Amazon Defends Prime Service, Amid FTC Lawsuit

UNP: Amazon Prime Now launched in London, UK

Amazon denies it has been duping millions of subscribers of the Amazon Prime service, as it seeks dismissal of FTC lawsuit

Amazon has defended its Prime Service, as it seeks to dismiss the antitrust lawsuit from the Federal Trade Commission (FTC).

Reuters reported that Amazon has denied duping millions of subscribers to its Amazon Prime service, asking a US judge in Seattle to dismiss the FTC lawsuit that the e-commerce giant said “fails in its entirety.”

In June the FTC had sued Amazon over allegations it “knowingly duped millions of consumers into unknowingly enrolling in Amazon Prime.”

Image credit Amazon

Amazon Prime

The FTC accused the e-commerce giant of using “manipulative, coercive, or deceptive user-interface designs known as ‘dark patterns’ to trick consumers into enrolling in automatically-renewing Prime subscriptions.”

Then the FTC publicly named three senior Amazon executives, who it alleged took part in the “years-long effort to enroll consumers into its Prime program without their consent while knowingly making it difficult for consumers to cancel their Prime subscriptions.”

Amazon had launched its Prime program back in 2005 and it has grown to become one of the most popular subscription services in the world, with more than 200 million members globally.

Prime generates billions of dollars for Amazon, and it gives users speedy deliveries and access to its streaming TV and music content.

Indeed its original role upon its 2005 launch was to deliver for free within two days for members.

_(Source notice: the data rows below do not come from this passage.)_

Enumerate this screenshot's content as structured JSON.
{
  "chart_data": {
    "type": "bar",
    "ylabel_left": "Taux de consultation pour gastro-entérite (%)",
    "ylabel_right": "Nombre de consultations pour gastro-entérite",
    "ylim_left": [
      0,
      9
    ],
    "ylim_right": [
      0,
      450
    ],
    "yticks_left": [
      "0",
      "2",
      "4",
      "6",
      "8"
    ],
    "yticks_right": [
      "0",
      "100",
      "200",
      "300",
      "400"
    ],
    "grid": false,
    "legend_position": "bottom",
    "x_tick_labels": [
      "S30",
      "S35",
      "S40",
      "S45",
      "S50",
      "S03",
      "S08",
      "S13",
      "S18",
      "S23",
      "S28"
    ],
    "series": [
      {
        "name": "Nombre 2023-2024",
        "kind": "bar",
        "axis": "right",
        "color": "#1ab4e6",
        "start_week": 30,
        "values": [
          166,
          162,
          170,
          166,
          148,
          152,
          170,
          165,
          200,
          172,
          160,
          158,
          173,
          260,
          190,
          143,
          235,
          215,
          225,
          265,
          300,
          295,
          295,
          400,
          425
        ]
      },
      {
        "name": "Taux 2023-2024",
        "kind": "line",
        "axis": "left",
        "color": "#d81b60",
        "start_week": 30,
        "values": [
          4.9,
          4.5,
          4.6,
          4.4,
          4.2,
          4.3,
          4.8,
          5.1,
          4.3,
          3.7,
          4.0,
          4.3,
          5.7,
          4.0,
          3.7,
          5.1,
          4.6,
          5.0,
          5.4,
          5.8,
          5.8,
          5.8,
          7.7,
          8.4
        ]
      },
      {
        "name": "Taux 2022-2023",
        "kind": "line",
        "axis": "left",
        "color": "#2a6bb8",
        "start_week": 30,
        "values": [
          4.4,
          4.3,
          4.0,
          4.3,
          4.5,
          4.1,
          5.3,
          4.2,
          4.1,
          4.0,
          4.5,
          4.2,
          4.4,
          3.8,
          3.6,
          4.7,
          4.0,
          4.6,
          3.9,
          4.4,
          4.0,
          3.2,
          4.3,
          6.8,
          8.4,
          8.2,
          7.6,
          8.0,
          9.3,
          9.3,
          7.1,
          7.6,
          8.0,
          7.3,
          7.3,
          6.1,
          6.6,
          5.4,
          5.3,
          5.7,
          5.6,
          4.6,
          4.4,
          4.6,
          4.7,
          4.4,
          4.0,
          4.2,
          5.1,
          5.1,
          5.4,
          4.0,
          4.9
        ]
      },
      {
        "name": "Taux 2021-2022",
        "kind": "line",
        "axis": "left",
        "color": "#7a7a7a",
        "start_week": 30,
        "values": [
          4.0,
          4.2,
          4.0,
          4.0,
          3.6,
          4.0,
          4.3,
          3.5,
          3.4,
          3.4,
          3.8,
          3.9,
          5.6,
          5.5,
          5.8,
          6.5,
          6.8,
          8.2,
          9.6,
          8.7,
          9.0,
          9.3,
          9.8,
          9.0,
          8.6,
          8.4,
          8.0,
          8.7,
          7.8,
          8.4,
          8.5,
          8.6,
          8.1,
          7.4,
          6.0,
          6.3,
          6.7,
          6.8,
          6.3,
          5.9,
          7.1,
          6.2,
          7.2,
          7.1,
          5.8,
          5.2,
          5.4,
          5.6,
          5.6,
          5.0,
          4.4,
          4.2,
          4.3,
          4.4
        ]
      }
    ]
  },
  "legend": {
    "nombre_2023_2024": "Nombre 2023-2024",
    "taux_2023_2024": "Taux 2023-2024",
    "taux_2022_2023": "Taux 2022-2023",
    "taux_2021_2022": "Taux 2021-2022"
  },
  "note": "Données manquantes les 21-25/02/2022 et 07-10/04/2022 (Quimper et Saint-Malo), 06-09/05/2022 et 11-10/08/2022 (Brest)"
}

Over the years Prime benefits have expanded, and one of its key benefits currently is Prime Video, which offers a vast selection of movies and TV series, including Amazon Originals, and live sport.

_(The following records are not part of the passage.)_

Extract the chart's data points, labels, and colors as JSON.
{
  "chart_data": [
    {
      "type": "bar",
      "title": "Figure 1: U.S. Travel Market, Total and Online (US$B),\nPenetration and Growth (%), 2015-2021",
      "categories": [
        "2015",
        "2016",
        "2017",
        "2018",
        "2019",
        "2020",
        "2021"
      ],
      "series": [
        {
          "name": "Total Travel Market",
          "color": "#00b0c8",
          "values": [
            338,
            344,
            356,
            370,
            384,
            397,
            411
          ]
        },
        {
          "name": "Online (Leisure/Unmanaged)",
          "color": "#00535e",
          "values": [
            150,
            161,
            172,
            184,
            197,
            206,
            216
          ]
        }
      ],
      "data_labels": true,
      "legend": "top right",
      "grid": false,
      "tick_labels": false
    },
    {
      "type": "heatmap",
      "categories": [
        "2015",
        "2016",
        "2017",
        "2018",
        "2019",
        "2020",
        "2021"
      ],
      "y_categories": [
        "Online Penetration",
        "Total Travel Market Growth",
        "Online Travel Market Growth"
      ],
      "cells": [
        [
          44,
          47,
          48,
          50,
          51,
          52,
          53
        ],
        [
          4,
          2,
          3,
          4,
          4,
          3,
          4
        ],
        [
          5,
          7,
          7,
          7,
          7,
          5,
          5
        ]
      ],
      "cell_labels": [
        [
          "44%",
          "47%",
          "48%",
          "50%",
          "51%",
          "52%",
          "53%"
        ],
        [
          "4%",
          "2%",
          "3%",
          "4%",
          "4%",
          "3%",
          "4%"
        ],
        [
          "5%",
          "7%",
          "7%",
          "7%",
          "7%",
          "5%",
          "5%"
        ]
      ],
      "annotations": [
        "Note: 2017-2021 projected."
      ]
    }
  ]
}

Entertainment content on Prime Video was further expanded in May 2021 when Amazon purchased veteran film studio MGM for $8.45 billion.

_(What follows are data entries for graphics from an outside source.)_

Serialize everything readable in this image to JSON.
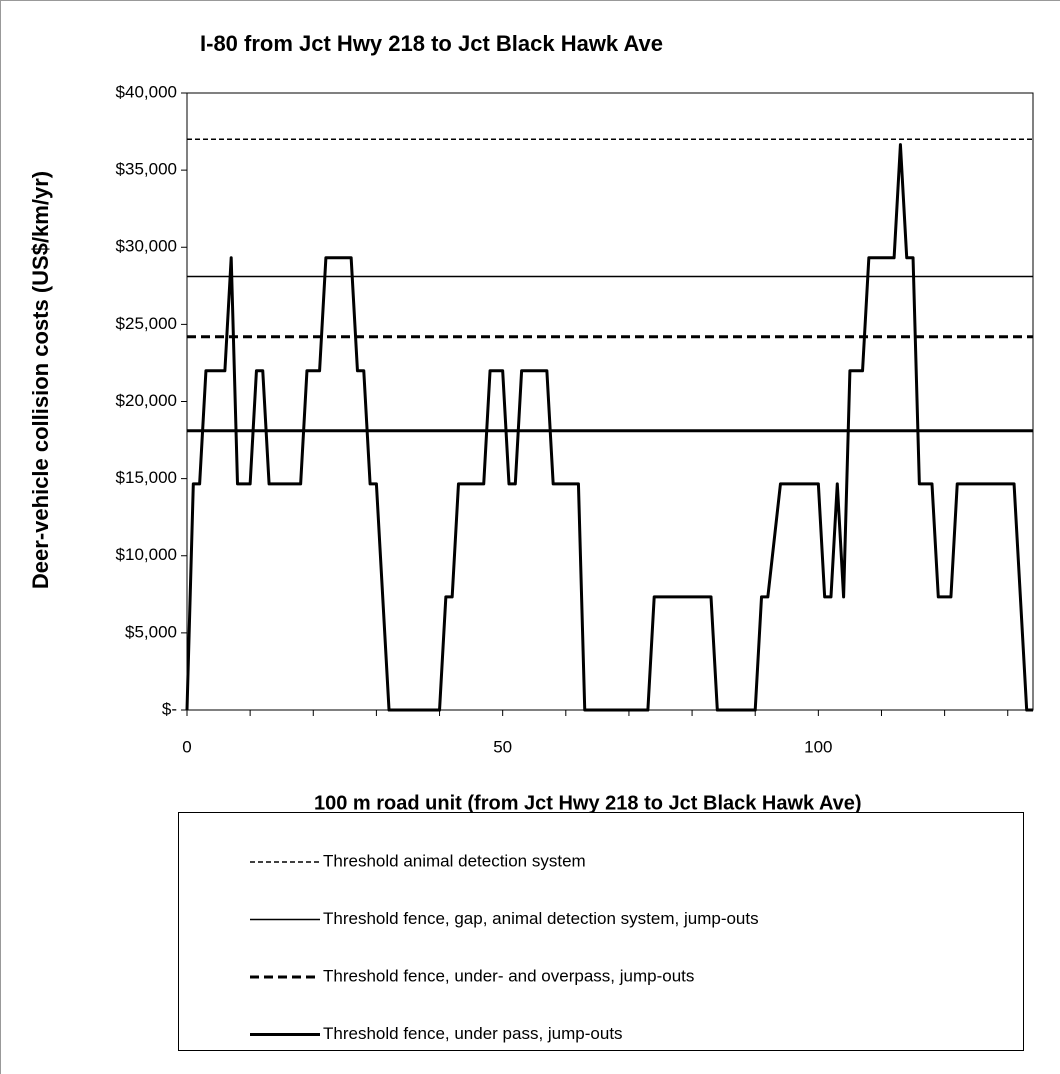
{
  "chart_data": {
    "type": "line",
    "title": "I-80 from Jct Hwy 218 to Jct Black Hawk Ave",
    "y_label": "Deer-vehicle collision costs (US$/km/yr)",
    "x_label": "100 m road unit (from Jct Hwy 218 to Jct Black Hawk Ave)",
    "x": [
      0,
      1,
      2,
      3,
      6,
      7,
      8,
      10,
      11,
      12,
      13,
      18,
      19,
      21,
      22,
      26,
      27,
      28,
      29,
      30,
      32,
      40,
      41,
      42,
      43,
      47,
      48,
      50,
      51,
      52,
      53,
      57,
      58,
      62,
      63,
      73,
      74,
      83,
      84,
      90,
      91,
      92,
      94,
      100,
      101,
      102,
      103,
      104,
      105,
      107,
      108,
      112,
      113,
      114,
      115,
      116,
      118,
      119,
      121,
      122,
      131,
      133,
      134
    ],
    "series": [
      {
        "color": "#000000",
        "values": [
          0,
          14660,
          14660,
          21990,
          21990,
          29320,
          14660,
          14660,
          21990,
          21990,
          14660,
          14660,
          21990,
          21990,
          29320,
          29320,
          21990,
          21990,
          14660,
          14660,
          0,
          0,
          7330,
          7330,
          14660,
          14660,
          21990,
          21990,
          14660,
          14660,
          21990,
          21990,
          14660,
          14660,
          0,
          0,
          7330,
          7330,
          0,
          0,
          7330,
          7330,
          14660,
          14660,
          7330,
          7330,
          14660,
          7330,
          21990,
          21990,
          29320,
          29320,
          36650,
          29320,
          29320,
          14660,
          14660,
          7330,
          7330,
          14660,
          14660,
          0,
          0
        ]
      }
    ],
    "reference_lines": [
      {
        "name": "Threshold animal detection system",
        "value": 37000,
        "dash": "5,3",
        "width": 1.5
      },
      {
        "name": "Threshold fence, gap, animal detection system, jump-outs",
        "value": 28100,
        "dash": "none",
        "width": 1.5
      },
      {
        "name": "Threshold fence, under- and overpass, jump-outs",
        "value": 24200,
        "dash": "9,5",
        "width": 3
      },
      {
        "name": "Threshold fence, under pass, jump-outs",
        "value": 18100,
        "dash": "none",
        "width": 3
      }
    ],
    "xlim": [
      0,
      134
    ],
    "xticks": [
      0,
      50,
      100
    ],
    "xminor_ticks": [
      10,
      20,
      30,
      40,
      60,
      70,
      80,
      90,
      110,
      120,
      130
    ],
    "ylim": [
      0,
      40000
    ],
    "yticks": [
      {
        "value": 0,
        "label": "$-"
      },
      {
        "value": 5000,
        "label": "$5,000"
      },
      {
        "value": 10000,
        "label": "$10,000"
      },
      {
        "value": 15000,
        "label": "$15,000"
      },
      {
        "value": 20000,
        "label": "$20,000"
      },
      {
        "value": 25000,
        "label": "$25,000"
      },
      {
        "value": 30000,
        "label": "$30,000"
      },
      {
        "value": 35000,
        "label": "$35,000"
      },
      {
        "value": 40000,
        "label": "$40,000"
      }
    ]
  }
}
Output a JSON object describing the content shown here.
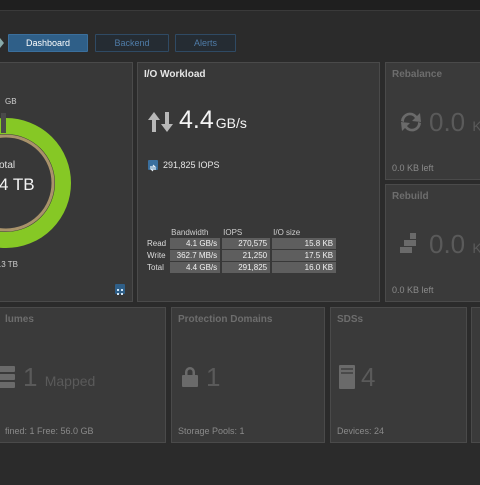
{
  "tabs": [
    {
      "label": "Dashboard",
      "active": true
    },
    {
      "label": "Backend",
      "active": false
    },
    {
      "label": "Alerts",
      "active": false
    }
  ],
  "capacity": {
    "top_value": "GB",
    "center_label": "otal",
    "center_value": "4 TB",
    "bottom_value": ".3 TB",
    "used_fraction": 0.97,
    "ring_color": "#86c825",
    "inner_ring_color": "#a9926a"
  },
  "io": {
    "title": "I/O Workload",
    "bandwidth_value": "4.4",
    "bandwidth_unit": "GB/s",
    "iops": "291,825 IOPS",
    "headers": [
      "Bandwidth",
      "IOPS",
      "I/O size"
    ],
    "rows": [
      {
        "label": "Read",
        "bandwidth": "4.1 GB/s",
        "iops": "270,575",
        "io_size": "15.8 KB"
      },
      {
        "label": "Write",
        "bandwidth": "362.7 MB/s",
        "iops": "21,250",
        "io_size": "17.5 KB"
      },
      {
        "label": "Total",
        "bandwidth": "4.4 GB/s",
        "iops": "291,825",
        "io_size": "16.0 KB"
      }
    ]
  },
  "rebalance": {
    "title": "Rebalance",
    "value": "0.0",
    "unit": "K",
    "footer": "0.0 KB left"
  },
  "rebuild": {
    "title": "Rebuild",
    "value": "0.0",
    "unit": "K",
    "footer": "0.0 KB left"
  },
  "volumes": {
    "title": "lumes",
    "value": "1",
    "label": "Mapped",
    "footer": "fined: 1  Free: 56.0 GB"
  },
  "protection": {
    "title": "Protection Domains",
    "value": "1",
    "footer": "Storage Pools: 1"
  },
  "sdss": {
    "title": "SDSs",
    "value": "4",
    "footer": "Devices: 24"
  }
}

Recently Amazon confirmed earlier reports that it would including advertising, when it said that ads would feature in the Prime Video service in 2024, unless users opt for a higher cost ad-free subscription plan.

Dismissal attempt

Now Reuters reported that Amazon attorneys on Wednesday urged US District Judge John Chun to dismiss the FTC’s claims that the company had tricked consumers into enrolling for Prime and made it hard for them to cancel.

In its filing, Amazon said it “prominently and repeatedly” disclosed key terms – including price and automatic renewal – to Prime customers. Amazon also accused the FTC of seeking to punish the company through “undefined concepts” such as “manipulative” website designs.

“In a case supposedly about clarity, the FTC’s purported standards are unconstitutionally opaque,” Amazon reportedly said.

A spokesperson for the FTC did not immediately respond to a request for comment.

An Amazon spokesperson in a statement told Reuters that Prime’s sign-up and cancellation processes “are clear and simple by design” and “have always met a standard for customers well above legal requirements.”

The lawsuit is part of the Biden administration’s ongoing regulatory and enforcement squeeze on big technology companies.

In a separate case, the FTC in September also accused Amazon of violating US antitrust law in business practices that restrict merchants from offering lower prices than Amazon’s. That case is also pending in Chun’s Seattle court.

The FTC’s Prime lawsuit said Amazon “under substantial pressure” from the FTC changed its cancellation process in April, before the agency filed its lawsuit.

The FTC complaint reportedly states “Amazon still requires five clicks on desktop and six on mobile for consumers to cancel from”

A 10-day non-jury trial is slated for February 2025.